1X gives its NEO home robot faster hands for the hardest household tasks
The July 9th update puts dexterity, teleoperation and privacy back at the center of 1X's $20,000 consumer robot bet.
By Ryan Merket · Published
Why it matters
1X is trying to sell a consumer humanoid before full household autonomy is solved. The hand update makes NEO more capable, while exposing how much the product still relies on remote human supervision and customer trust.

Bernt Oivind Bornich's 1X detailed new five-finger hands for the NEO home robot on July 9th, pushing the Norwegian-American robotics maker's consumer pitch toward the part of household work that humanoid robots still struggle to do reliably: touch, grip and manipulate everyday objects.
Wired reported that the hands use tendon-style actuators meant to mimic the way human hands are pulled by tendons in the arm. 1X told Wired the new hands have 25 degrees of freedom and can detect when an object is slipping. 1X's own order page, which still lists NEO's hands at "22x2" degrees of freedom, also says the hands have an IP68 submersible ingress rating and can move at 8.0 meters per second.

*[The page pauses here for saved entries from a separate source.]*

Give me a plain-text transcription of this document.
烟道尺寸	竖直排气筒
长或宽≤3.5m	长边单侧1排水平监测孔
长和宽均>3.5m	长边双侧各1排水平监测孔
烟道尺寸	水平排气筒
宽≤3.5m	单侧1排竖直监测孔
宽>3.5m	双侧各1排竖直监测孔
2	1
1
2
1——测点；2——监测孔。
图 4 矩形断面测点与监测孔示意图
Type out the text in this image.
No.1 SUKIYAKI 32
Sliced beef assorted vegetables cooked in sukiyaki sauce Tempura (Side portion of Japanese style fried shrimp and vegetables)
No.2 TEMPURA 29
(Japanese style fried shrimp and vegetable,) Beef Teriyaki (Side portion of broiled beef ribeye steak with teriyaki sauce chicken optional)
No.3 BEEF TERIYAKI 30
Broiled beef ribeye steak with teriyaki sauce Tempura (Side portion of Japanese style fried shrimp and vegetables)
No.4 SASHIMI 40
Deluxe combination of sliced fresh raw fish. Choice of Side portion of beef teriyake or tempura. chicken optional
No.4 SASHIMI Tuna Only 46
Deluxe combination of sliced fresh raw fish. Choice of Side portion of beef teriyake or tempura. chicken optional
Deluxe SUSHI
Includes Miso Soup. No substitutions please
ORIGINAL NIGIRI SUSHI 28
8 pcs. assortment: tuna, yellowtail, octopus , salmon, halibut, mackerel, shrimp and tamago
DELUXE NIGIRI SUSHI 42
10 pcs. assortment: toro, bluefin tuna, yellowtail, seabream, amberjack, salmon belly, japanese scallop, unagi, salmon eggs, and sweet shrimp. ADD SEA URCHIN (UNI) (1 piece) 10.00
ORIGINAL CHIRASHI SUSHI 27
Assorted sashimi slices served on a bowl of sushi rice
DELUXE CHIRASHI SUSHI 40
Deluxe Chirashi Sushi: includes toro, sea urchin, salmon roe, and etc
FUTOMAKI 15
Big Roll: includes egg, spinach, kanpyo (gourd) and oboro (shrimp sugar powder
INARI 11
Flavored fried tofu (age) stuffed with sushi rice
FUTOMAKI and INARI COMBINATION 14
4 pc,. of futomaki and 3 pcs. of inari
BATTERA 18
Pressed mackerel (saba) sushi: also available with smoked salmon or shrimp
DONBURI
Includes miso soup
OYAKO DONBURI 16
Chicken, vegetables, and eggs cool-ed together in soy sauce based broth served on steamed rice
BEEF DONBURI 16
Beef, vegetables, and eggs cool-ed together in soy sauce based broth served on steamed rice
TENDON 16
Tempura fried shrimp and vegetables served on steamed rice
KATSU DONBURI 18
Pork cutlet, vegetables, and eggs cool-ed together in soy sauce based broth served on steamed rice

That discrepancy between the 25-degree figure 1X gave Wired and the 22-per-hand figure on 1X's public order page matters because dexterity is the sales case for NEO. A robot that can talk, roll through an app and recognize a room still has to unzip a bag, pick up wet dishes, open a door, handle laundry and plug itself in without breaking the home it is meant to serve. 1X says the NEO home robot can self-charge, use a voice interface, run on its Redwood AI model for household chores and call in a human operator for complex tasks through "Scheduled Expert Mode."
Bornich founded 1X in 2014 as Halodi Robotics, according to 1X's company history, with a stated goal of building general-purpose robots that can work alongside people. That origin explains why 1X has avoided the factory-first marketing of many humanoid competitors. NEO is sold as a home product, wrapped in a custom 3D lattice polymer body, with covered joints, low-inertia tendon drives and a machine-washable nylon suit and shoes.

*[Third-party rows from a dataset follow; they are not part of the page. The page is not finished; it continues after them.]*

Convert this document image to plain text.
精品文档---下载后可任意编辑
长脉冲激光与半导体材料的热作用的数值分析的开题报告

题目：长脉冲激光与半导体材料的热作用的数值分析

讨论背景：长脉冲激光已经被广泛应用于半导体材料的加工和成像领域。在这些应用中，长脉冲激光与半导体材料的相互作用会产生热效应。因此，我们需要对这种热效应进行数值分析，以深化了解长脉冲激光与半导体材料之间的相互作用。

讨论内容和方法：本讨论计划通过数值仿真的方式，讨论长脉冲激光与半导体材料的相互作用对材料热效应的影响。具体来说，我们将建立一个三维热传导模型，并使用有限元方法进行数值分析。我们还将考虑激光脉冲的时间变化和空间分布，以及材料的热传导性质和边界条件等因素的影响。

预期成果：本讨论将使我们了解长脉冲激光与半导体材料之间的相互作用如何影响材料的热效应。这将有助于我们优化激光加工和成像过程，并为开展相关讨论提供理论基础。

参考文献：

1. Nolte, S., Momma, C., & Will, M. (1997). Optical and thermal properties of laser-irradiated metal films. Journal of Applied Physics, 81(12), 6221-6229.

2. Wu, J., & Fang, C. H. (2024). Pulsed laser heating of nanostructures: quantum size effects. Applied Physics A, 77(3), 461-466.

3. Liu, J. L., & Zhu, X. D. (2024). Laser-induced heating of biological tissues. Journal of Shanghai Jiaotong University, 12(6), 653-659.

The softness is part of the strategy. Jonathan Terfurth, 1X's director of actuators and hands, told Wired that 1X tries to keep the robot "very close to what humans can do" so it can operate around people who have never used a robot before. Dar Sleeper, 1X's vice president of product and design, told Wired that 1X wants NEO to feel like a "peaceful and fun" presence in the home.

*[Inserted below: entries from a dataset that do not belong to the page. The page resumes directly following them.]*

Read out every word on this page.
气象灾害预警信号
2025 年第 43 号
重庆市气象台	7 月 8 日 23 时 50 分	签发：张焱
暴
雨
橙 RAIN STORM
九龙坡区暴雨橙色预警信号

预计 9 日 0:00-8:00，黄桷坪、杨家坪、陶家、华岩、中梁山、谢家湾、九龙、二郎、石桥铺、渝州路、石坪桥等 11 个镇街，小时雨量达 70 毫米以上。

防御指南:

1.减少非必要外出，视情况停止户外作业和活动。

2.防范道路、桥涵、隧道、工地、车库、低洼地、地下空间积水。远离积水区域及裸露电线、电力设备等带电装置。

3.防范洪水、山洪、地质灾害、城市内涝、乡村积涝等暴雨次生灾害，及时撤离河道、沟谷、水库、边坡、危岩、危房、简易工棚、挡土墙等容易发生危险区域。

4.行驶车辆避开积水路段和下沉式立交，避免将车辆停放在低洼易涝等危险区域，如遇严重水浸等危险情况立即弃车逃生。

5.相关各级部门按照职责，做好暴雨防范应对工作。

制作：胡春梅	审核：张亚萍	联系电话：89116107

The business model is less soft. 1X's order page lists two paths into NEO: a $499 per month subscription or $20,000 ownership with a three-year warranty, premium support and priority delivery. 1X says U.S. deliveries start in 2026. Wired reported that the early access purchase option will prioritize 2026 delivery.
The hand update also sharpens the privacy tradeoff that comes with 1X's approach. 1X's own product page says that, for chores NEO does not know, a 1X Expert can remotely supervise actions at scheduled times so the robot can learn and complete the task. Wired noted the obvious consequence: a robot in the home with cameras and remote operation can become a window into the customer's space. Wired reported that 1X says experts can only enter when requested, that users can monitor what is captured through the mobile app, that an ear ring light indicates when a person is connected, and that the user can disconnect the expert.
That human-in-the-loop system is also a product truth check. 1X says the goal is full automation, but NEO's hardest work still appears to depend on a mix of onboard autonomy, remote supervision and demonstrations. Wired reported that some 1X videos show machine-articulated motions, while others were operated by humans to show the hardware's upper limit. The robot's American Sign Language demonstration, Wired reported, was remotely operated by a person.
1X has the capital base to keep iterating. In January 2024, 1X announced a $100 million Series B with participation from EQT Ventures, Samsung NEXT, Skagerak Capital and Nistad group. 1X said at the time that it had raised more than $125 million in less than 12 months after a March 2023 Series A led by OpenAI and Tiger Global, and that the Series B would help bring NEO to market while supporting enterprise clients in logistics and guarding.
The funding history frames the hand reveal as more than a hardware demo. 1X needs NEO to prove that a consumer humanoid can be sold before it is fully autonomous, improved through use and trusted inside private homes. Faster fingers help 1X show progress on the physical side of that argument. They do not remove the harder burden: convincing early customers that a $20,000 home robot with remote expert operation is useful enough, private enough and reliable enough to live with.